Ordinarily, I would regard watching a silent movie about mother love as a chore, not a pleasure. Especially if the movie is missing its first and last reels and doesn't have a music soundtrack to sweeten it. But A Mother Should Be Loved is an exception, mostly because it's directed by Yasujiro Ozu, who can be trusted not to slip into mawkishness and also to provide visuals that compensate for what's lacking in audibles. The story is emotionally complex: After the death of their father -- a role, played by Yukichi Iwata, that was lost with the movie's first reel -- Sadao (Seiichi Kato) and Kosaku (Shusei Nomura) are raised by Chieko (Mitsuko Yoshikawa). But when Sadao comes of age (now played by Den Ohinata) and applies to the university, he sees his birth certificate and realizes that Chieko is not really his mother -- he's the son of his father's first wife. He's upset at the deception but is quickly assured by Chieko that she loves him equally with Kosaku (now played by Koji Mitsui) and has tried to raise him as her own son. Eventually, however, Sadao suspects Chieko of overcompensating: treating him more generously than Kosaku. They argue, and when Kosaku learns that Sadao has upset their mother, he strikes him. Unwilling to fight back, Sadao leaves home and takes up residence in a brothel. When Chieko comes to plead with him to return home, Sadao refuses at first, but a maid in the brothel overhears their conversation and tells him her own story, which moves him so much that he relents.

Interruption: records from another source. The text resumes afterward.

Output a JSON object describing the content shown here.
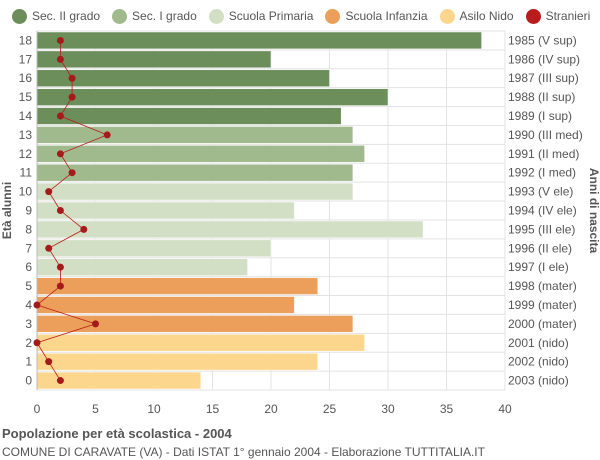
{
  "legend": [
    {
      "label": "Sec. II grado",
      "color": "#6b8e5a"
    },
    {
      "label": "Sec. I grado",
      "color": "#a0ba8e"
    },
    {
      "label": "Scuola Primaria",
      "color": "#d3dfc4"
    },
    {
      "label": "Scuola Infanzia",
      "color": "#eb9f5a"
    },
    {
      "label": "Asilo Nido",
      "color": "#fdd68e"
    },
    {
      "label": "Stranieri",
      "color": "#b81c1c"
    }
  ],
  "footer": {
    "title": "Popolazione per età scolastica - 2004",
    "subtitle": "COMUNE DI CARAVATE (VA) - Dati ISTAT 1° gennaio 2004 - Elaborazione TUTTITALIA.IT"
  },
  "chart_data": {
    "type": "bar",
    "orientation": "horizontal",
    "ylabel": "Età alunni",
    "ylabel_right": "Anni di nascita",
    "xlim": [
      0,
      40
    ],
    "xticks": [
      0,
      5,
      10,
      15,
      20,
      25,
      30,
      35,
      40
    ],
    "grid": true,
    "categories": [
      18,
      17,
      16,
      15,
      14,
      13,
      12,
      11,
      10,
      9,
      8,
      7,
      6,
      5,
      4,
      3,
      2,
      1,
      0
    ],
    "birth_years": [
      "1985 (V sup)",
      "1986 (IV sup)",
      "1987 (III sup)",
      "1988 (II sup)",
      "1989 (I sup)",
      "1990 (III med)",
      "1991 (II med)",
      "1992 (I med)",
      "1993 (V ele)",
      "1994 (IV ele)",
      "1995 (III ele)",
      "1996 (II ele)",
      "1997 (I ele)",
      "1998 (mater)",
      "1999 (mater)",
      "2000 (mater)",
      "2001 (nido)",
      "2002 (nido)",
      "2003 (nido)"
    ],
    "values": [
      38,
      20,
      25,
      30,
      26,
      27,
      28,
      27,
      27,
      22,
      33,
      20,
      18,
      24,
      22,
      27,
      28,
      24,
      14
    ],
    "groups": [
      "Sec. II grado",
      "Sec. II grado",
      "Sec. II grado",
      "Sec. II grado",
      "Sec. II grado",
      "Sec. I grado",
      "Sec. I grado",
      "Sec. I grado",
      "Scuola Primaria",
      "Scuola Primaria",
      "Scuola Primaria",
      "Scuola Primaria",
      "Scuola Primaria",
      "Scuola Infanzia",
      "Scuola Infanzia",
      "Scuola Infanzia",
      "Asilo Nido",
      "Asilo Nido",
      "Asilo Nido"
    ],
    "stranieri": [
      2,
      2,
      3,
      3,
      2,
      6,
      2,
      3,
      1,
      2,
      4,
      1,
      2,
      2,
      0,
      5,
      0,
      1,
      2
    ]
  }
}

The reconciliation scene has been lost with the last reel, but is narratively inessential -- if the loss of any of Ozu's work can be deemed inessential. The delicacy of the performances and the lovely framing of each scene in the film overcome sentimentality. Ozu also slips in one of his allusions to other movies by decorating the brothel with a poster of Joan Crawford as Sadie Thompson in Rain (Lewis Milestone, 1932).